The authors, Ruelle and DeSaix, lament the fact that most important documents and manuscripts were either destroyed or lost during the Nazi invasion. After a long and laborious search, they could obtain only a few documents that threw light on the historical facts chronicled in the book. One letter, as the authors say, "... was recently found among the old papers of a Paris cafe owned by a Tunisian. The cafe owner said that it dated from World War II. It read:
Yesterday at dawn, the Jews of Paris were arrested. The elderly, the women, and the children. In exile like ourselves, workers like ourselves. They are our brothers. Their children are like our children. Anyone who encounters one of his children must give that child shelter and protection for as long as misfortune - or sorrow - lasts. Oh man of my country, your heart is generous.

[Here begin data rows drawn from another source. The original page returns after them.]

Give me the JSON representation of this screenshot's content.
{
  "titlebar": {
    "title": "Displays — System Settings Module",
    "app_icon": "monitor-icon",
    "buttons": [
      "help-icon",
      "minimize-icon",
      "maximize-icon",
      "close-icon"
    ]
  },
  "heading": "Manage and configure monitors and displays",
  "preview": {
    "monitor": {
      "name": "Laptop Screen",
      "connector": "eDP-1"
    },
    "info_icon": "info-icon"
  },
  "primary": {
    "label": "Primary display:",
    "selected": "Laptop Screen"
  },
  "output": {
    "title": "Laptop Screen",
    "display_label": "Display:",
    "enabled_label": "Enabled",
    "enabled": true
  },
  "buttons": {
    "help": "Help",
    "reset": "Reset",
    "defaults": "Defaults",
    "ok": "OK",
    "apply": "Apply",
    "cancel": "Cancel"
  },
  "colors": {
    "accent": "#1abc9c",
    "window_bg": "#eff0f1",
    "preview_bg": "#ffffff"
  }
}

Was this letter read out in the cafe? Did it circulate among the Kaybele workers of Paris, making its way through the crowded boardinghouses where these men lived? It certainly seems to be a call to action. Without a doubt, it is a recognition of the strong bond between North African Muslims and Jews."
When World War II ended, Si Benghabrit kept on serving in the mosque as its rector until his death in 1954. He was buried by the mosque. Jewish singer Salim Halali lived a long, successful life, and is revered as the father of modern North African song. Dr. Ahmed Somia continued his selfless devotion to the sick until his death.
The Grand Mosque of Paris, written in simple English, is a book that must be cherished. One cannot help but feel it could have been better if descriptions of the incidents and the works of the people mentioned in the book were in greater detail. Yet, it is a book designed for children, so the authors wanted to keep the level good enough for the aimed age group.